Probing the Enhanced Stability Against Oxygen Induced Photodegradation by Selection of Transport Layer and Defect Passivation
Chieh-Ting Lin a b, Jinhyun Kim a, Sebastian Pont a, Francesca De Rossi c, Jenny Baker c, Jonathan Ngiam b, Trystan Watson c, Martyn McLachlan b, James Durrant a c
a Department of Chemistry and Centre for Plastic Electronics, Imperial College London, South Kensington Campus, London, United Kingdom
b Department of Materials, Imperial College London, United Kingdom, Prince’s Consort Road, South Kensington Campus, London, United Kingdom
c SPECIFIC, College of Engineering Swansea University, SPECIFIC, Baglan Bay Innovation Centre, Central Avenue, Baglan, Port Talbot, SA12 7AX, United Kingdom
Asia-Pacific International Conference on Perovskite, Organic Photovoltaics and Optoelectronics
Proceedings of International Conference on Perovskite and Organic Photovoltaics and Optoelectronics (IPEROP19)

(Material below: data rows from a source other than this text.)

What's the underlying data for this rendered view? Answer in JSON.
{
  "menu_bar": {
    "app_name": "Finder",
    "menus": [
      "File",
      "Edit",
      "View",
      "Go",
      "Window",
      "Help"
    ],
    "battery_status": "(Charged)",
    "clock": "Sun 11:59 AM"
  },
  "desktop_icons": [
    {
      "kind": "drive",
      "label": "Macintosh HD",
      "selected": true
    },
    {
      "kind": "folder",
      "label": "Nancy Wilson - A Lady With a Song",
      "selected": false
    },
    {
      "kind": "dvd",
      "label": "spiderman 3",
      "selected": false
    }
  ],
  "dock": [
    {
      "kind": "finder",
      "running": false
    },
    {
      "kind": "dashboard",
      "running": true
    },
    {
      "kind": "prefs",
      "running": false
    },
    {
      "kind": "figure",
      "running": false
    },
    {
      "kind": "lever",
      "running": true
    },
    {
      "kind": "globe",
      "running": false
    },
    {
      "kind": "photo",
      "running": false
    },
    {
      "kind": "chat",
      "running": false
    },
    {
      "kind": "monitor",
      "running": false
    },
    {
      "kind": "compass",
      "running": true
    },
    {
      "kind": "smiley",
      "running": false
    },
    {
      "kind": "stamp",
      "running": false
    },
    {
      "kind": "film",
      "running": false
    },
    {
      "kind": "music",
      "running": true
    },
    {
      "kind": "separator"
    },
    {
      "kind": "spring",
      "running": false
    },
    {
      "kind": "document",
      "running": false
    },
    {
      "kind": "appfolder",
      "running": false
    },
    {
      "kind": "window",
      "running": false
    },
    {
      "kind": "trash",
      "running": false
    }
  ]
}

Kyōto-shi, Japan, 2019 January 27th - 29th
Organizers: Hideo Ohkita, Atsushi Wakamiya and Mohammad Nazeeruddin
Poster, Chieh-Ting Lin, 057
Publication date: 23rd October 2018

Perovskite solar cell (PSC) power conversion efficiencies (PCE) have exceeded 22%, due to their high absorption coefficients, long diffusion lengths, and tunable band gaps. For perovskite photovoltaic cells to be commercially viable, their instability needs to be overcome. This instability is attributed to factors such as heat, moisture, oxygen, and light. Specifically, the combined action of oxygen and light can limit the operational lifetime of conventional structure unencapsulated devices (FTO/cp-TiO2/mp-TiO2/MAPbI3/PTAA/Au) in ambient air.[1] Herein, we found that under oxygen-induced photodegradation conditions, inverted structure devices (ITO/PTAA/MAPbI3/PCBM/BCP/Cu) exhibit twenty-fold longer lifetimes than conventional structure devices. We also observed slower photobleaching in MAPbI3/PCBM bilayers compared to MAPbI3/Spiro-OMeTAD. This enhanced stability against oxygen-induced photodegradation is shown to be strongly related to the LUMO level of the fullerene acceptor; a lower LUMO level results in increased thin-film stability. Degradation of perovskite have been suggested to be caused by superoxide.[2] Thus, we propose the following mechanism to explain enhanced stability in these device structures: the fullerene acceptor which has a deeper LUMO level accepts electrons more efficiently from superoxide, inhibiting its formation and functions as a superoxide quencher.  Furthermore, such instability due to oxygen and light can be worsened by surface defects on perovskite. Thus, by passivating surface defects, both device and thin film lifetimes under the combination of oxygen and light, can be enhanced.